If we could foster the heart of a daughter towards men. If they could foster the heart of a father towards us. Wouldn’t that be a beautiful thing?
“The way I think about you is not right. But my heart for you is good.” He says with a regretful sadness. I get it. I often feel like I’m teetering on the edge of animal and angel. That there are parts of me that are so filled with light, and then there are dark corners where it seems that not even a tiny pinpoint of sun can get through. My dark room isn’t lust, like Al’s, but it’s a room called anger. And another one that’s called resentment. I walk away from our final encounter and I can feel the Spirit teaching me something else through my friendship with Al. If I don’t let God in those dark rooms, if I don’t get a sledgehammer and start busting out walls to let the light of God in, it will become second nature. I will walk in that room and not even see the difference.
We were moving away.

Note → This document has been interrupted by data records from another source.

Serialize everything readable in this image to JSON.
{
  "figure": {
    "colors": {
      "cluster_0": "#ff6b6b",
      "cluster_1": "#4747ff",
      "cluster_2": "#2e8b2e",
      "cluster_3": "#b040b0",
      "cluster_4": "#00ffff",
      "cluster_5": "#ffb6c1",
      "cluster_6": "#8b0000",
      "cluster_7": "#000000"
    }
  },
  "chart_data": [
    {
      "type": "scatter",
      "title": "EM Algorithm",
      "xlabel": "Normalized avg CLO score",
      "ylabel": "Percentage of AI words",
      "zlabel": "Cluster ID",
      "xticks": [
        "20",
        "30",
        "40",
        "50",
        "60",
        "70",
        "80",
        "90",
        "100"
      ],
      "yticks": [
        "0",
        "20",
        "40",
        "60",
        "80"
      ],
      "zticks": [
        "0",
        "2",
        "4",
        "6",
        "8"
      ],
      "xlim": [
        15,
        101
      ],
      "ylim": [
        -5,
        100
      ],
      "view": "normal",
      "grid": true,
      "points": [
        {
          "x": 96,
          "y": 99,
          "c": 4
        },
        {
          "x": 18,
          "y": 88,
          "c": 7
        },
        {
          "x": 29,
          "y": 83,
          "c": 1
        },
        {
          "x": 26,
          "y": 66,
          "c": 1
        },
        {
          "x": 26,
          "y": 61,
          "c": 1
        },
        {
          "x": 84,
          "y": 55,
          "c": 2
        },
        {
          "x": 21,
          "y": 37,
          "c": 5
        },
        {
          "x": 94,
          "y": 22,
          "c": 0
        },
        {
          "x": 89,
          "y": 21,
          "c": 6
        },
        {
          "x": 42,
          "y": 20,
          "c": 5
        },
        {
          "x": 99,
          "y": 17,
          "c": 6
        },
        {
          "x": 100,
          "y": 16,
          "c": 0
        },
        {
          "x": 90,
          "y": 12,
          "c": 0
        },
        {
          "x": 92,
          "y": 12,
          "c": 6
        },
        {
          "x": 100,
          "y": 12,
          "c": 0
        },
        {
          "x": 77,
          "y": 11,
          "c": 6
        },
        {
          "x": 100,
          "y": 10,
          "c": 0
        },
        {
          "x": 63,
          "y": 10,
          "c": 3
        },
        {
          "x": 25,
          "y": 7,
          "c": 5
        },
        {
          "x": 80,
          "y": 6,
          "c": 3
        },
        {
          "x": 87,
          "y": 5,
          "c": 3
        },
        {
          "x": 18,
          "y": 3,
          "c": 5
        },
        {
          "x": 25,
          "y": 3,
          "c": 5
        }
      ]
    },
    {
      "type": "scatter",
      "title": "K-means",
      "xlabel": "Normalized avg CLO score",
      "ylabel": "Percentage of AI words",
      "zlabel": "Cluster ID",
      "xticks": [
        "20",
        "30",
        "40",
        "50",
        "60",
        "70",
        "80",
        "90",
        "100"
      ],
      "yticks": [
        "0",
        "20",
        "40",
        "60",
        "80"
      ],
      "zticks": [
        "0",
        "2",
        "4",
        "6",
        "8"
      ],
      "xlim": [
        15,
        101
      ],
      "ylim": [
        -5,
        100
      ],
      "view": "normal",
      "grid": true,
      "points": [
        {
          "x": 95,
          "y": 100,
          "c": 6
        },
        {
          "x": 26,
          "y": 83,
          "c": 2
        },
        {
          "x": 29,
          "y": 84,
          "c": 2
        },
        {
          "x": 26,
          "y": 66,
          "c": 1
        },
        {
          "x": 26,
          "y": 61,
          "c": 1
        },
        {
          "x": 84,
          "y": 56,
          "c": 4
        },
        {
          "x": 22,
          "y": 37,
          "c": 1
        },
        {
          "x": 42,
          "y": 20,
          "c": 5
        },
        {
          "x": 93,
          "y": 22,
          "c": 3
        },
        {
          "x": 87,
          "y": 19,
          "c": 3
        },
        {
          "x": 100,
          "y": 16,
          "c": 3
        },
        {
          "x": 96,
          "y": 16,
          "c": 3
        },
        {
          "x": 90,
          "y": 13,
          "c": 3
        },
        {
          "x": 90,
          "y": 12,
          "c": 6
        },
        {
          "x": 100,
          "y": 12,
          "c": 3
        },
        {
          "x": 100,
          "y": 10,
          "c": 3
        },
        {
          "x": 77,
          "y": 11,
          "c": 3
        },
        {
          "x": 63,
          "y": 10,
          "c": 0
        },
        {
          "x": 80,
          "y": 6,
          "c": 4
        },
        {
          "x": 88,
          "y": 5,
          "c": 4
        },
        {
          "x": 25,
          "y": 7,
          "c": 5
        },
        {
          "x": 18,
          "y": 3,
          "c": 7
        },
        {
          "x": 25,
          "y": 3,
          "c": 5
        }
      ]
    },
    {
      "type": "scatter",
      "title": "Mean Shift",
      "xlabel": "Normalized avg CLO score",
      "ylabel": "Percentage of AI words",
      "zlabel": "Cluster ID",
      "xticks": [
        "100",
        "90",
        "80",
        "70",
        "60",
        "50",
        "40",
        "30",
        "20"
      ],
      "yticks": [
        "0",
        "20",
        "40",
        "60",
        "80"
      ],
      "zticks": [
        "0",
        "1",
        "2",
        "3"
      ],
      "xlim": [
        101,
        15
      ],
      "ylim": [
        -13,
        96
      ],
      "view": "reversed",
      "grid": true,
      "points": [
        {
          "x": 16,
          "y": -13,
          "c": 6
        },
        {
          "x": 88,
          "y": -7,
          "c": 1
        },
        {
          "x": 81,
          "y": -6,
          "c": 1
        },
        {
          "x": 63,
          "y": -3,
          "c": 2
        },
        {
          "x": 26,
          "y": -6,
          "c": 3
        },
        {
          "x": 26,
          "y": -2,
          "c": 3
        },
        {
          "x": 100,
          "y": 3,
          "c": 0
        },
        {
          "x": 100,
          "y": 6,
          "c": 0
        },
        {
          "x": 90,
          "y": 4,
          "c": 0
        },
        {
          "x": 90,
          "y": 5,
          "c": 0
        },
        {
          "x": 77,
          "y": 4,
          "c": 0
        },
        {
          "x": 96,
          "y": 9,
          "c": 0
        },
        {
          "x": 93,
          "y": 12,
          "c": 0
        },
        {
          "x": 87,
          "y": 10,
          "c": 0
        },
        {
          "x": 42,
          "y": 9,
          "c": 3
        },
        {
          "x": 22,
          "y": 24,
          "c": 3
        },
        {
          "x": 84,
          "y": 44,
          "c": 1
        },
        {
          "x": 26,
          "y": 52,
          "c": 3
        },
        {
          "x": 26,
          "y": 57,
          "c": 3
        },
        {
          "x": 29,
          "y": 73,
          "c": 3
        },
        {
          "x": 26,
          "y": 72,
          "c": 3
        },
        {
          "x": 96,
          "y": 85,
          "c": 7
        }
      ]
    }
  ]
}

Before we left I gave Al the news and his words to me were, “My heart is breaking.” I assured him that I have friends here that if he needs anything, to call me and I will send help. “I don’t want your friends, I want you, mija.”

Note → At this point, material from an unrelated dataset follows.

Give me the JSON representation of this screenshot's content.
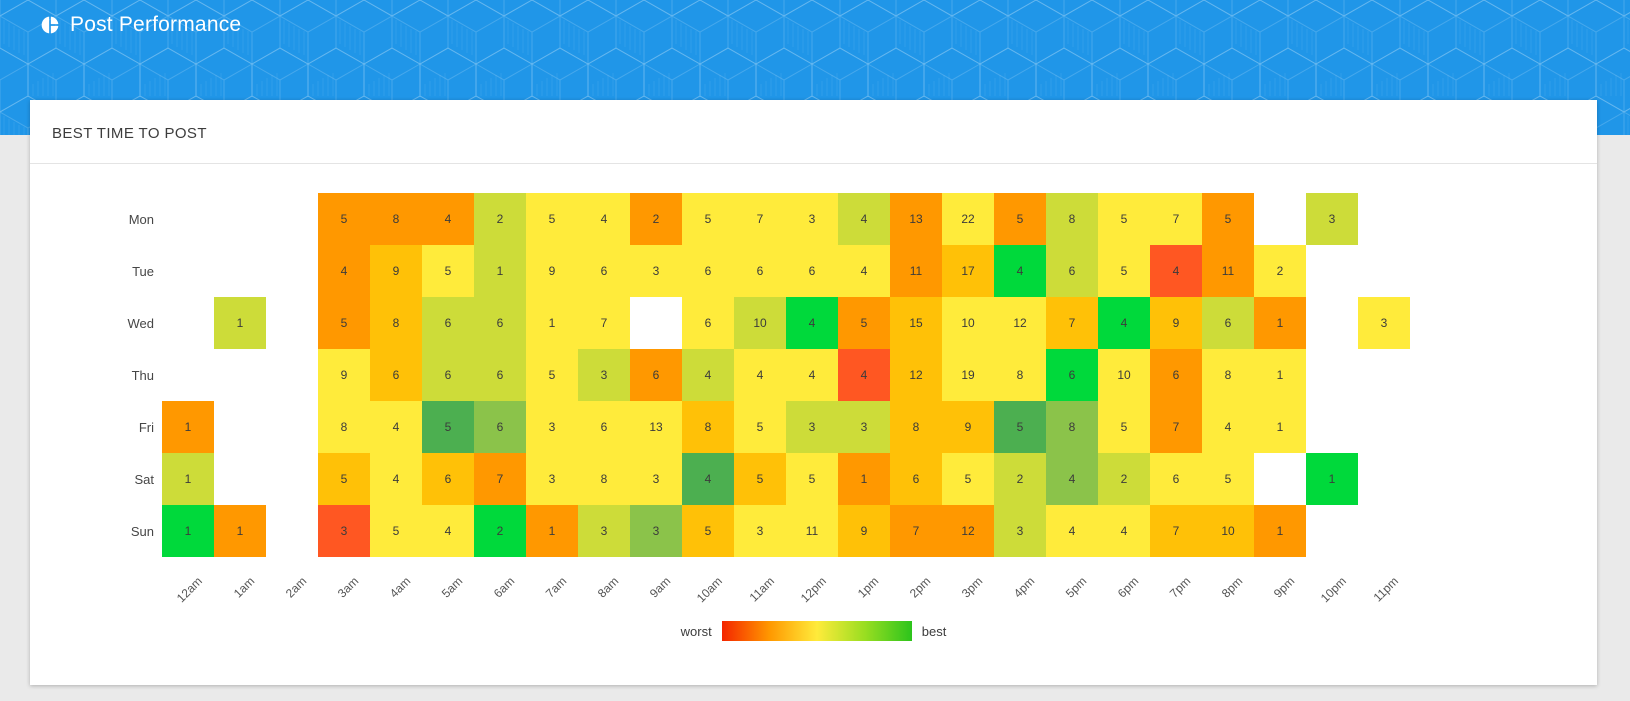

“I see myself in your eyes for the very last time.” He says wistfully. Oh how that struck me as so profound right then. Indeed, we do see our reflection in others. Sometimes, we are repulsed by what we see. Sometimes, we are filled with a sense of recognition. In his eyes, I see myself. I see the way I am, and the way I want to be. And oh, the reminder that we are never a finished work – even at age 78.

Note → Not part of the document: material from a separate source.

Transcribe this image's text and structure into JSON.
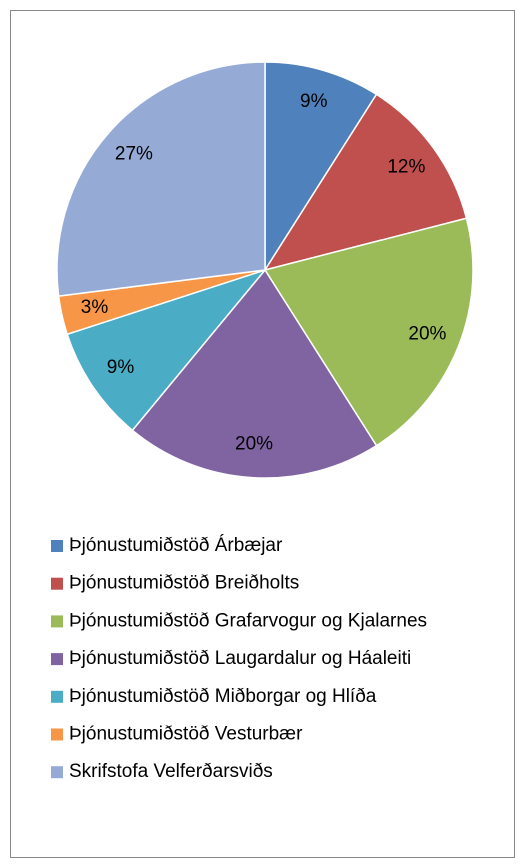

We said our goodbyes and tearfully parted ways. I don’t know if will see Al again in this life or not. I will treasure the time I knew him, and what he taught me.
That I am mija. Daughter. That identity can change everything. That light can pierce darkness and create life-giving beauty. Thank you, Al. I hope I see you on the other side.
3 thoughts on “What a Homeless Man Taught Me About Identity”
Beautifully expressed, dear Evie! Thank you for sharing!
So beautiful. Thank you for sharing.